Dokumenten zufolge wurden am frühen Morgen des 21. August 2013 mindestens 818 Menschen bei dem Angriff auf die Vororte von Damaskus, Samalka und Ain Tarba, getötet. Es war der schwerste Angriff mit chemischen Waffen im gesamten Krieg. Der Angriff wurde von Maher al-Assad, dem Bruder und Kommandeur des Präsidenten der 4. Division der syrischen Armee, angeordnet. In den Tagen vor dem Angriff hatten seine Truppen erfolglos versucht, in die Rebellengebiete der Ghouta vorzudringen, einem Vorortgürtel aus Bauerndörfern.

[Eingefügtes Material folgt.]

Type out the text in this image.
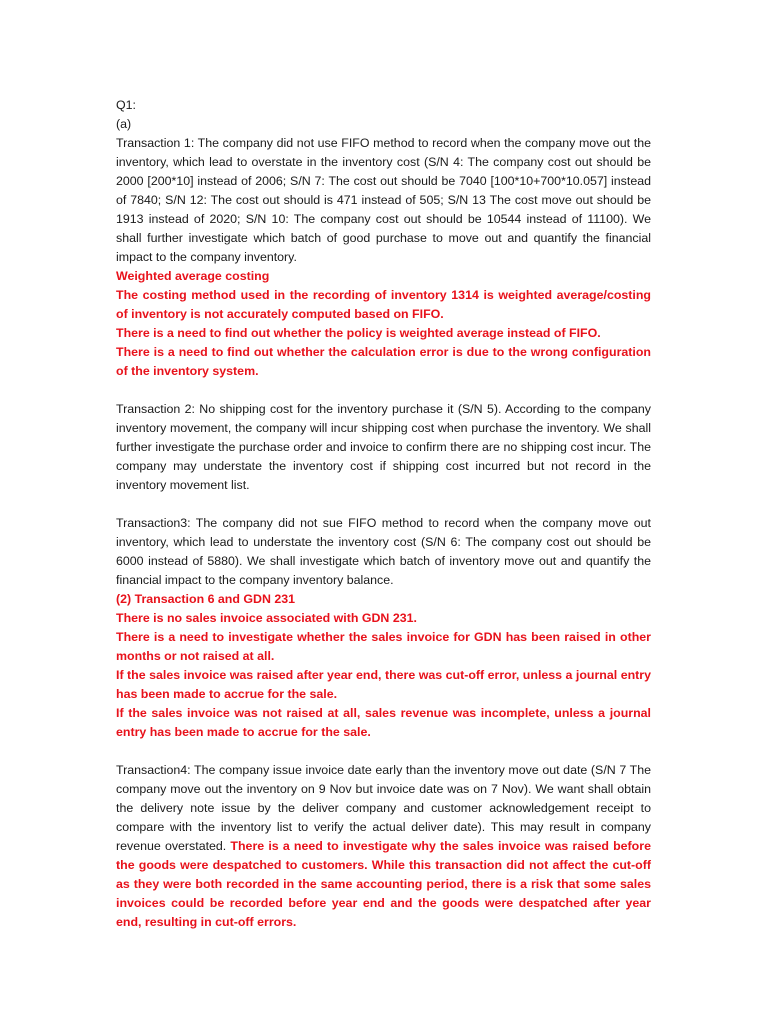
Q1:

(a)

Transaction 1: The company did not use FIFO method to record when the company move out the inventory, which lead to overstate in the inventory cost (S/N 4: The company cost out should be 2000 [200*10] instead of 2006; S/N 7: The cost out should be 7040 [100*10+700*10.057] instead of 7840; S/N 12: The cost out should is 471 instead of 505; S/N 13 The cost move out should be 1913 instead of 2020; S/N 10: The company cost out should be 10544 instead of 11100). We shall further investigate which batch of good purchase to move out and quantify the financial impact to the company inventory.

Weighted average costing

The costing method used in the recording of inventory 1314 is weighted average/costing of inventory is not accurately computed based on FIFO.

There is a need to find out whether the policy is weighted average instead of FIFO.

There is a need to find out whether the calculation error is due to the wrong configuration of the inventory system.

Transaction 2: No shipping cost for the inventory purchase it (S/N 5). According to the company inventory movement, the company will incur shipping cost when purchase the inventory. We shall further investigate the purchase order and invoice to confirm there are no shipping cost incur. The company may understate the inventory cost if shipping cost incurred but not record in the inventory movement list.

Transaction3: The company did not sue FIFO method to record when the company move out inventory, which lead to understate the inventory cost (S/N 6: The company cost out should be 6000 instead of 5880). We shall investigate which batch of inventory move out and quantify the financial impact to the company inventory balance.

(2) Transaction 6 and GDN 231

There is no sales invoice associated with GDN 231.

There is a need to investigate whether the sales invoice for GDN has been raised in other months or not raised at all.

If the sales invoice was raised after year end, there was cut-off error, unless a journal entry has been made to accrue for the sale.

If the sales invoice was not raised at all, sales revenue was incomplete, unless a journal entry has been made to accrue for the sale.

Transaction4: The company issue invoice date early than the inventory move out date (S/N 7 The company move out the inventory on 9 Nov but invoice date was on 7 Nov). We want shall obtain the delivery note issue by the deliver company and customer acknowledgement receipt to compare with the inventory list to verify the actual deliver date). This may result in company revenue overstated. There is a need to investigate why the sales invoice was raised before the goods were despatched to customers. While this transaction did not affect the cut-off as they were both recorded in the same accounting period, there is a risk that some sales invoices could be recorded before year end and the goods were despatched after year end, resulting in cut-off errors.
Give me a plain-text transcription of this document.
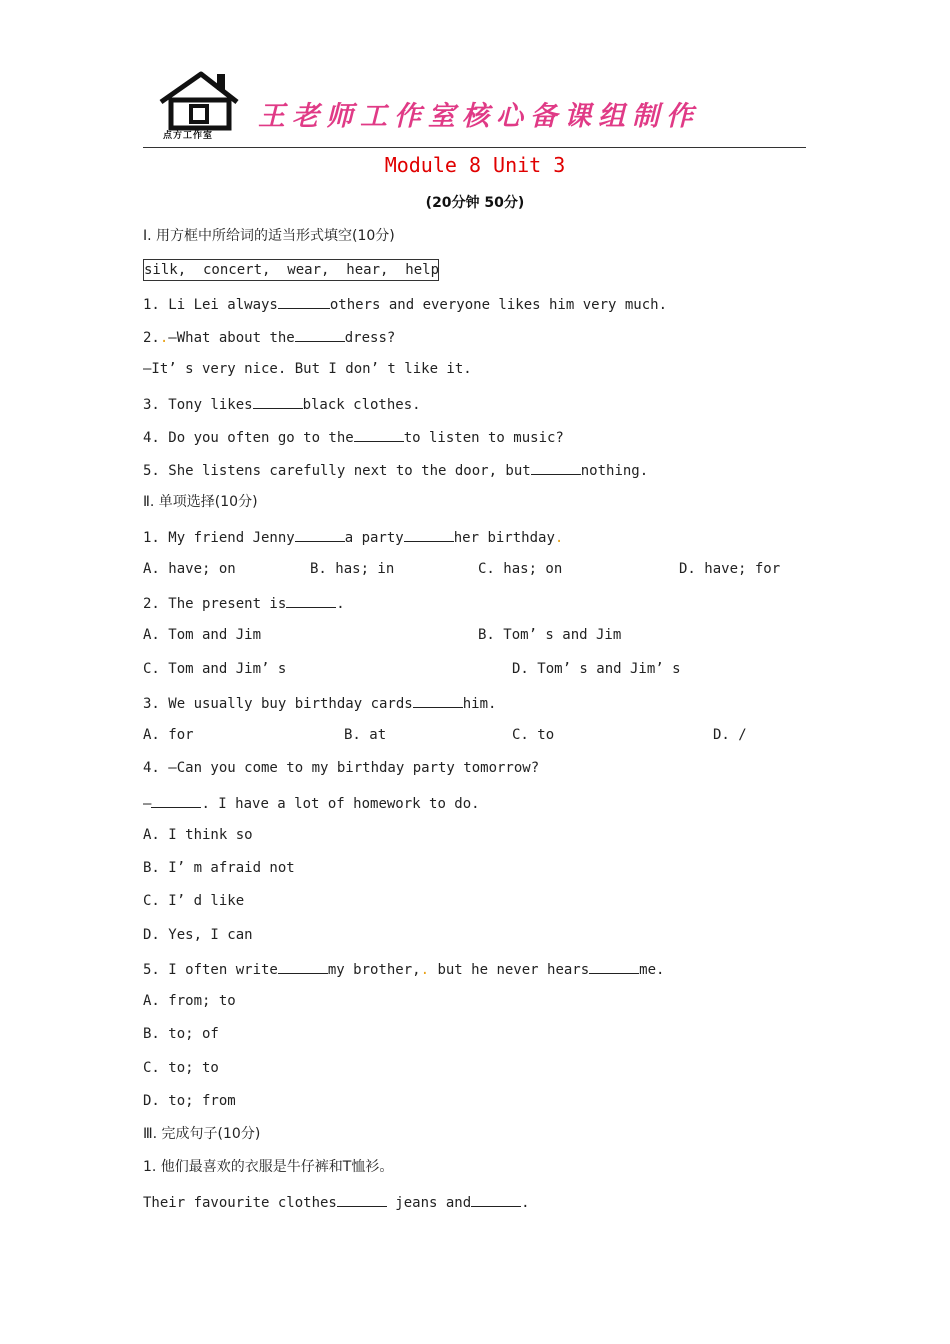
点方工作室
王老师工作室核心备课组制作
Module 8 Unit 3
(20分钟 50分)
Ⅰ. 用方框中所给词的适当形式填空(10分)
silk,  concert,  wear,  hear,  help
1. Li Lei always	others and everyone likes him very much.
2..—What about the	dress?
—It’ s very nice. But I don’ t like it.
3. Tony likes	black clothes.
4. Do you often go to the	to listen to music?
5. She listens carefully next to the door, but	nothing.
Ⅱ. 单项选择(10分)
1. My friend Jenny	a party	her birthday.
A. have; on	B. has; in	C. has; on	D. have; for
2. The present is	.
A. Tom and Jim	B. Tom’ s and Jim
C. Tom and Jim’ s	D. Tom’ s and Jim’ s
3. We usually buy birthday cards	him.
A. for	B. at	C. to	D. /
4. —Can you come to my birthday party tomorrow?
—	. I have a lot of homework to do.
A. I think so
B. I’ m afraid not
C. I’ d like
D. Yes, I can
5. I often write	my brother,. but he never hears	me.
A. from; to
B. to; of
C. to; to
D. to; from
Ⅲ. 完成句子(10分)
1. 他们最喜欢的衣服是牛仔裤和T恤衫。
Their favourite clothes	jeans and	.
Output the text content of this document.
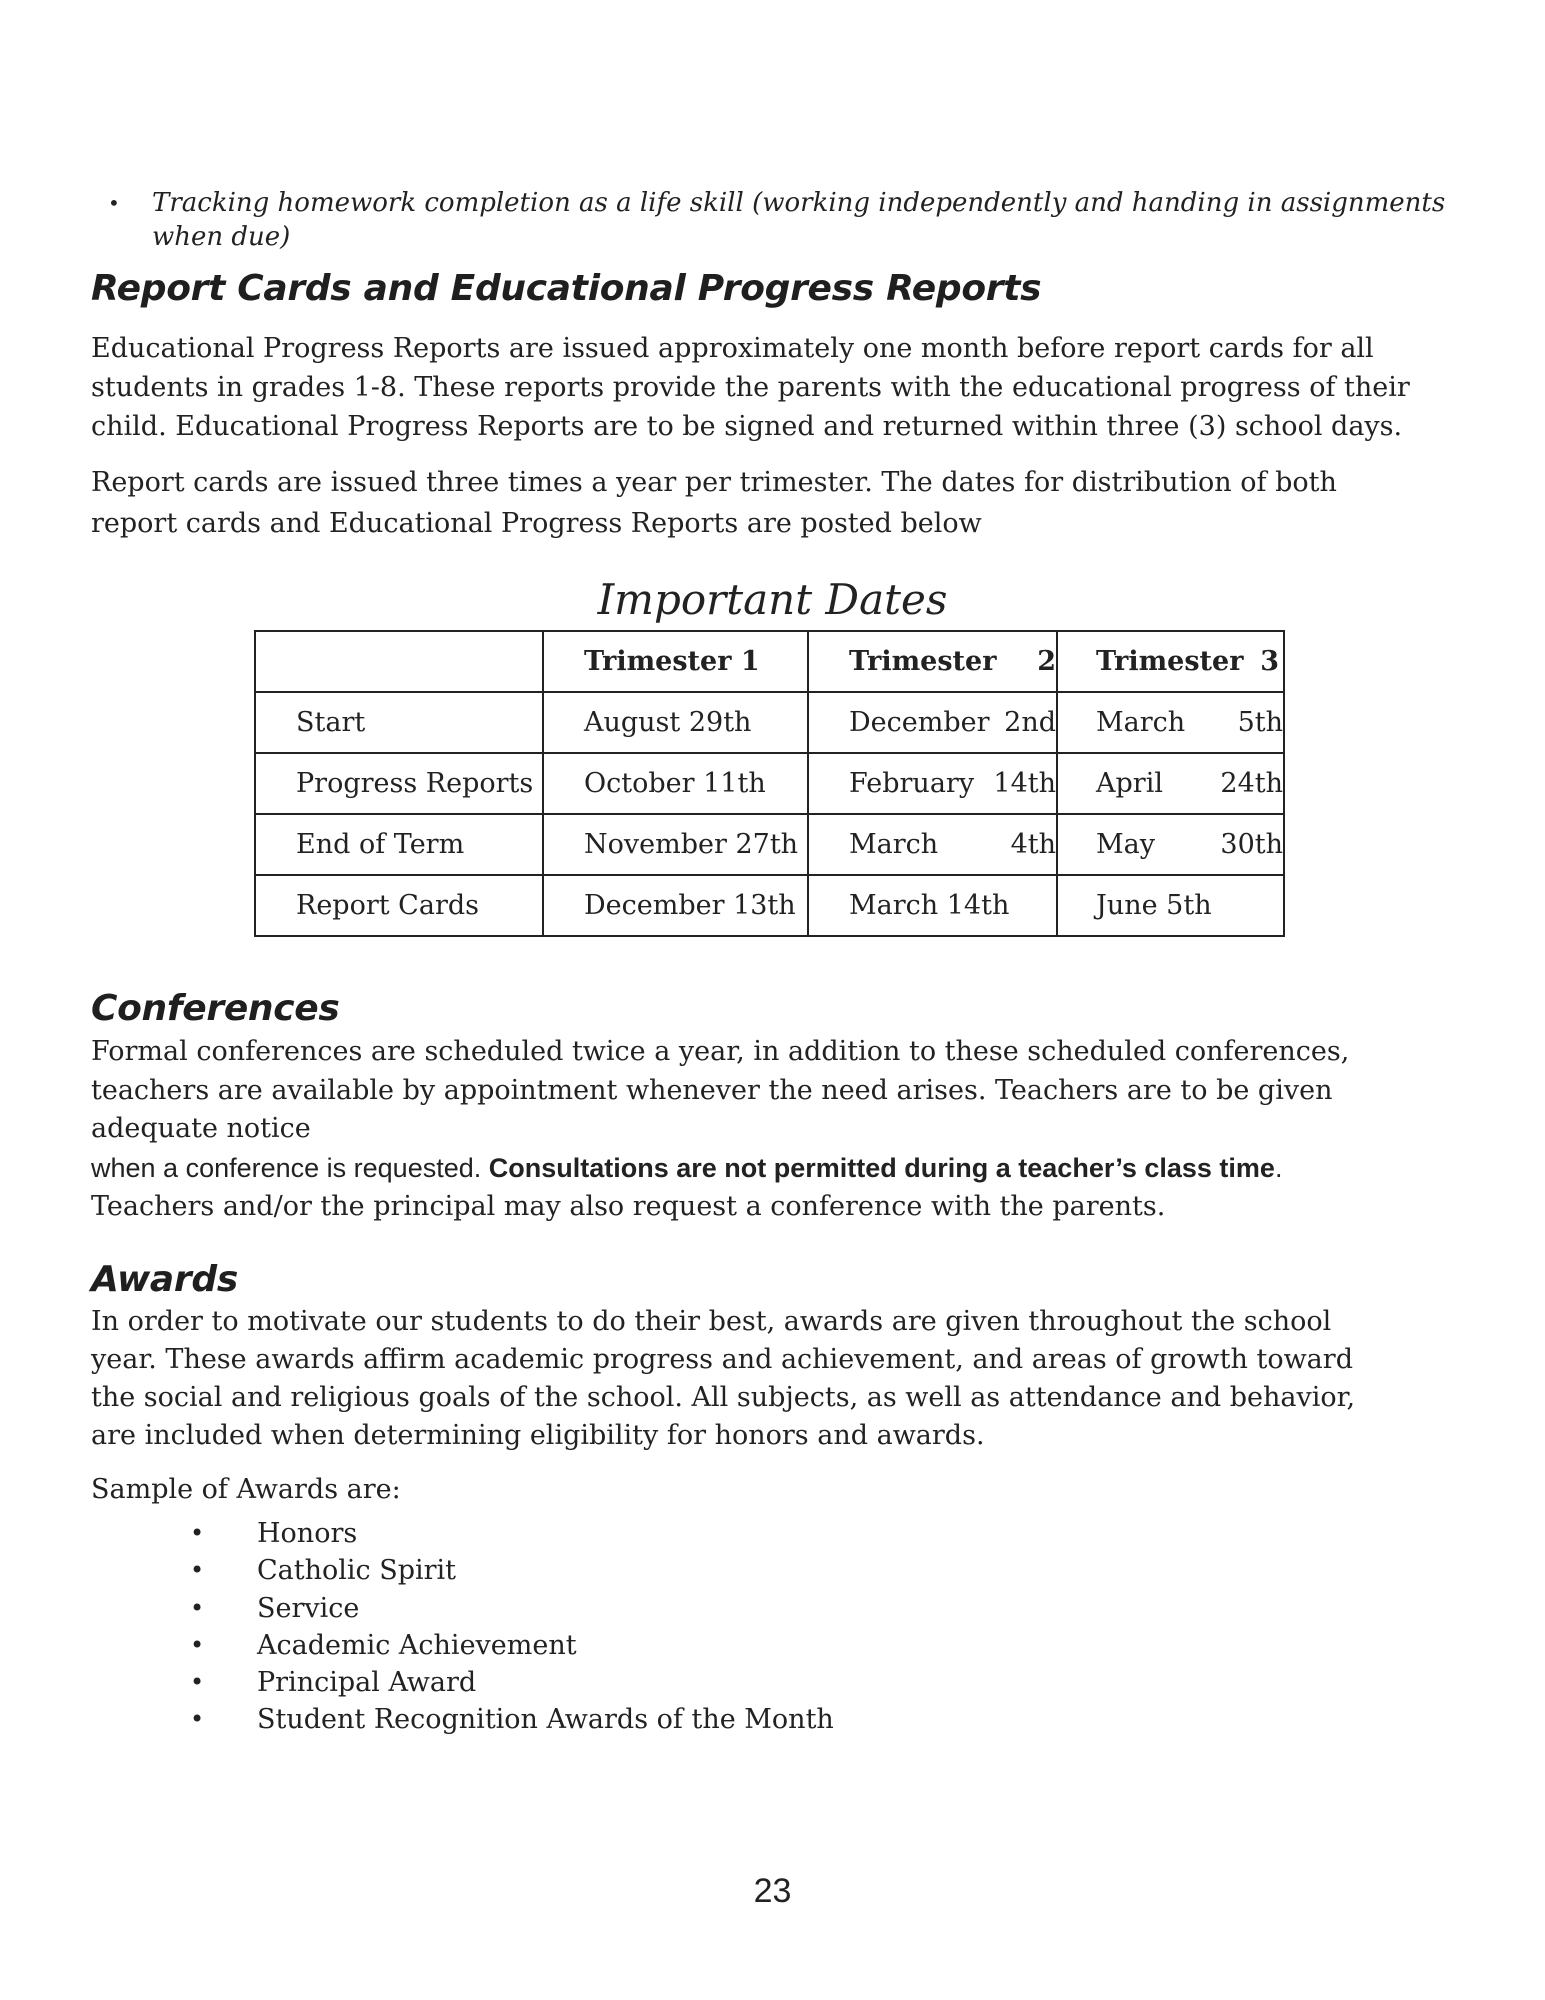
•	Tracking homework completion as a life skill (working independently and handing in assignments when due)
Report Cards and Educational Progress Reports

Educational Progress Reports are issued approximately one month before report cards for all students in grades 1-8. These reports provide the parents with the educational progress of their child. Educational Progress Reports are to be signed and returned within three (3) school days.

Report cards are issued three times a year per trimester. The dates for distribution of both report cards and Educational Progress Reports are posted below

Important Dates

	Trimester 1	Trimester 2	Trimester 3

Start	August 29th	December 2nd	March 5th

Progress Reports	October 11th	February 14th	April 24th

End of Term	November 27th	March 4th	May 30th

Report Cards	December 13th	March 14th	June 5th
Conferences

Formal conferences are scheduled twice a year, in addition to these scheduled conferences, teachers are available by appointment whenever the need arises. Teachers are to be given adequate notice
when a conference is requested. Consultations are not permitted during a teacher’s class time.
Teachers and/or the principal may also request a conference with the parents.

Awards

In order to motivate our students to do their best, awards are given throughout the school year. These awards affirm academic progress and achievement, and areas of growth toward the social and religious goals of the school. All subjects, as well as attendance and behavior, are included when determining eligibility for honors and awards.

Sample of Awards are:

•	Honors
•	Catholic Spirit
•	Service
•	Academic Achievement
•	Principal Award
•	Student Recognition Awards of the Month
23
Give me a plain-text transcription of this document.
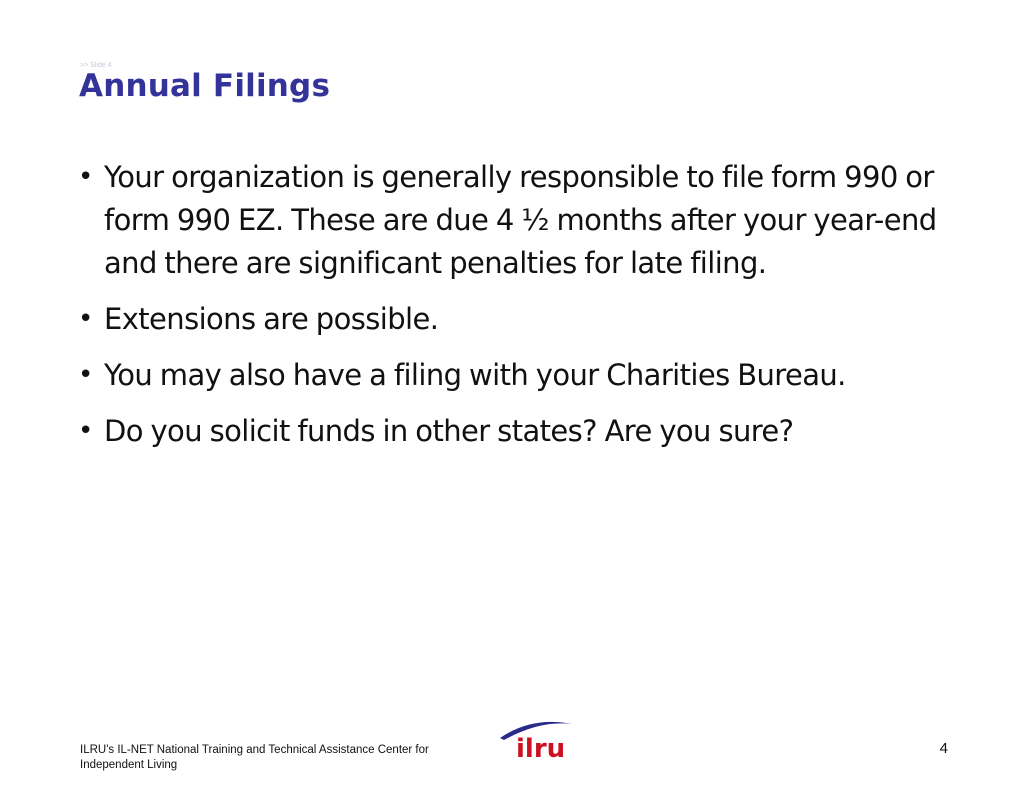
>> Slide 4
Annual Filings
• Your organization is generally responsible to file form 990 or form 990 EZ. These are due 4 ½ months after your year-end and there are significant penalties for late filing.
• Extensions are possible.
• You may also have a filing with your Charities Bureau.
• Do you solicit funds in other states? Are you sure?
ILRU's IL-NET National Training and Technical Assistance Center for
Independent Living
ilru	4
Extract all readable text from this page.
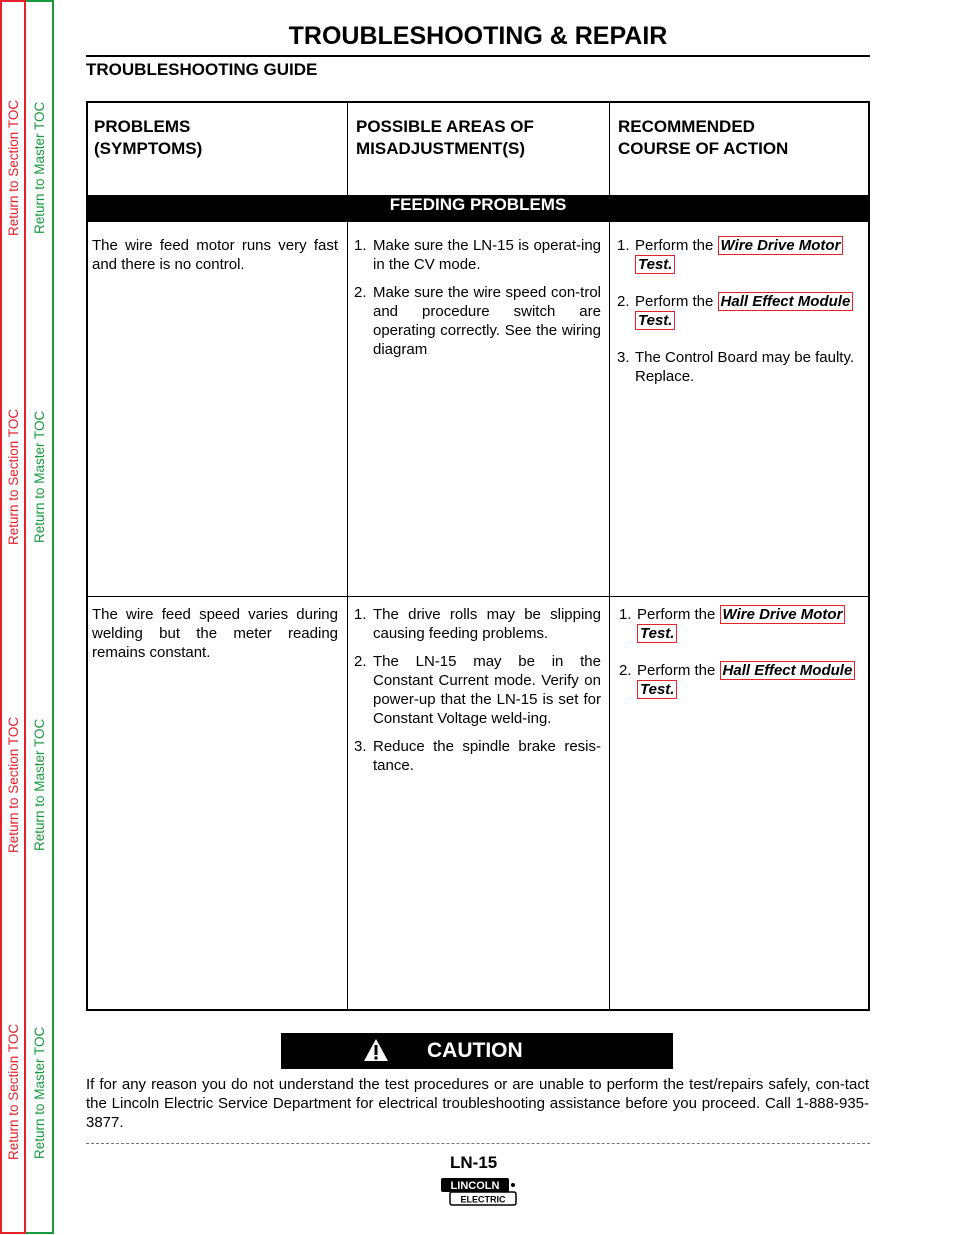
Return to Section TOC
Return to Section TOC
Return to Section TOC
Return to Section TOC
Return to Master TOC
Return to Master TOC
Return to Master TOC
Return to Master TOC
TROUBLESHOOTING & REPAIR
TROUBLESHOOTING GUIDE
PROBLEMS
(SYMPTOMS)
POSSIBLE AREAS OF
MISADJUSTMENT(S)
RECOMMENDED
COURSE OF ACTION
FEEDING PROBLEMS
The wire feed motor runs very fast and there is no control.
1. Make sure the LN-15 is operat-ing in the CV mode.
2. Make sure the wire speed con-trol and procedure switch are operating correctly. See the wiring diagram
1. Perform the Wire Drive Motor
Test.
2. Perform the Hall Effect Module
Test.
3. The Control Board may be faulty. Replace.
The wire feed speed varies during welding but the meter reading remains constant.
1. The drive rolls may be slipping causing feeding problems.
2. The LN-15 may be in the Constant Current mode. Verify on power-up that the LN-15 is set for Constant Voltage weld-ing.
3. Reduce the spindle brake resis-tance.
1. Perform the Wire Drive Motor
Test.
2. Perform the Hall Effect Module
Test.
CAUTION
If for any reason you do not understand the test procedures or are unable to perform the test/repairs safely, con-tact the Lincoln Electric Service Department for electrical troubleshooting assistance before you proceed. Call 1-888-935-3877.
LN-15
LINCOLN
ELECTRIC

Khan Shaykhun wurde am 7. April 2017 von der syrischen Luftwaffe im Rahmen einer Offensive des Regimes zur Rückeroberung der strategisch wichtigen Verbindungsstraße M5 von Aleppo nach Homs und Damaskus bombardiert. Es wurden auch chemische Waffen eingesetzt, bei denen mindestens 70 Menschen getötet und Hunderte verletzt wurden. In beiden Fällen hatten internationale Ermittlungen bereits Angriffe des syrischen Regimes als den einzig plausiblen und glaubwürdigen Ablauf der Ereignisse identifiziert. Mit Unterstützung Russlands lehnt das Regime bis heute jede Verantwortung ab.